# Grist Mill Garden Railroad



## MillMan (Nov 23, 2020)

I have just bought my first house and ive already started planning out the rail lines.
The house is in need of extensive repairs but I can't stop thinking about where my trestles and bridges are going to be.
Ill need to work on some grading but I hope to keep it below 2.5%. Ill most likely run the rail lines close together to get through the rock gardens.
Then once the rocks are cleared the lines will separate and continue on until they meet again. These are the only pictures I have of the area but I plan to start scratching out the footbeds soon.
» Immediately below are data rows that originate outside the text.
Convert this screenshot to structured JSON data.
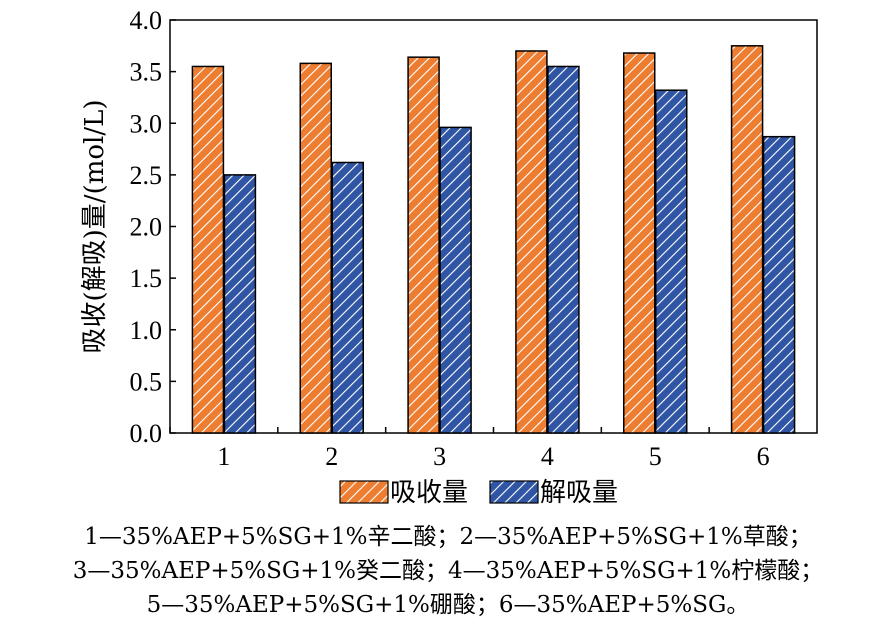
{
  "chart_data": {
    "type": "bar",
    "categories": [
      "1",
      "2",
      "3",
      "4",
      "5",
      "6"
    ],
    "series": [
      {
        "name": "吸收量",
        "values": [
          3.55,
          3.58,
          3.64,
          3.7,
          3.68,
          3.75
        ],
        "color": "#ed7d31"
      },
      {
        "name": "解吸量",
        "values": [
          2.5,
          2.62,
          2.96,
          3.55,
          3.32,
          2.87
        ],
        "color": "#2f55a4"
      }
    ],
    "yticks": [
      "0.0",
      "0.5",
      "1.0",
      "1.5",
      "2.0",
      "2.5",
      "3.0",
      "3.5",
      "4.0"
    ],
    "ylim": [
      0,
      4
    ],
    "ylabel": "吸收(解吸)量/(mol/L)",
    "xlabel": "",
    "legend_position": "bottom",
    "grid": false,
    "pattern": "diagonal-hatch"
  },
  "caption_lines": [
    "1—35%AEP+5%SG+1%辛二酸；2—35%AEP+5%SG+1%草酸；",
    "3—35%AEP+5%SG+1%癸二酸；4—35%AEP+5%SG+1%柠檬酸；",
    "5—35%AEP+5%SG+1%硼酸；6—35%AEP+5%SG。"
  ]
}
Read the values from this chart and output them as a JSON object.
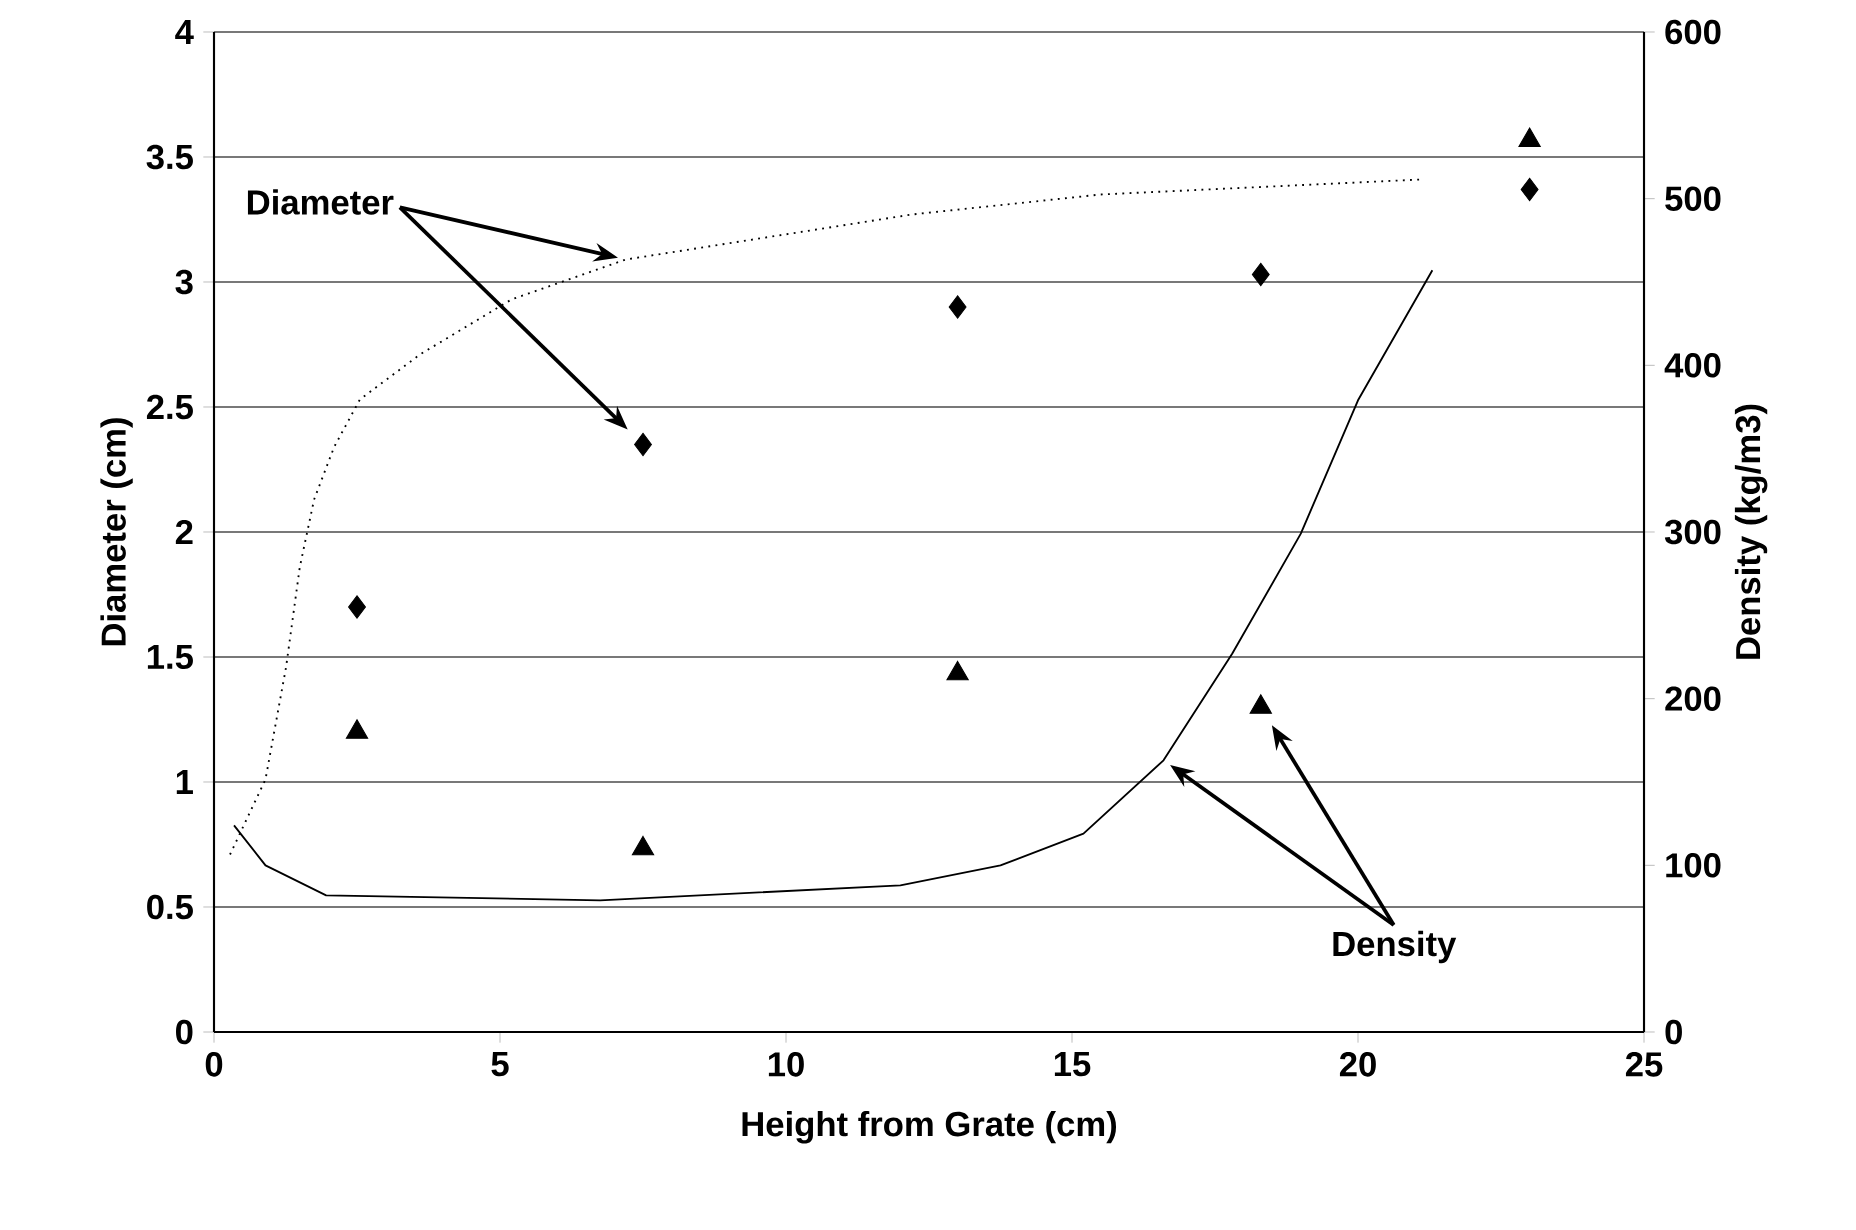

Also the loop will run over to the porch via trestles to keep the rail road close to the house for simple loading and unloading.


----------



## David Leech (Dec 9, 2008)

Mr Mill,
What a great looking place to live.
Where did the river go?
Have fun building the railway.
How can you not!
Cheers,
David Leech, Delta, Canada


----------



## MillMan (Nov 23, 2020)

Oh its there, here's a better shot of the river next to the house. 
I can't wait to get started!!


----------



## Treeman (Jan 6, 2008)

MillMan said:


> Oh its there, here's a better shot of the river next to the house.
> I can't wait to get started!!
> View attachment 60524


That is a bueatiful spot, looks like a project on the house.


----------



## backyardRR (Aug 14, 2012)

It does look like a real "fixer upper". My concern about the location of the railway is it's proximity to the river and potential flood levels. But as they say, location, location, location. Simply a stunning spot. Good luck.


----------



## MillMan (Nov 23, 2020)

backyardRR said:


> It does look like a real "fixer upper". My concern about the location of the railway is it's proximity to the river and potential flood levels. But as they say, location, location, location. Simply a stunning spot. Good luck.


I’ve worried about it myself but the track right next to the rock is safe. I had just cleared a foot of dirt off the rock that’s below the line. We had a 100 year flood last year and it would of washed the upper track away.


----------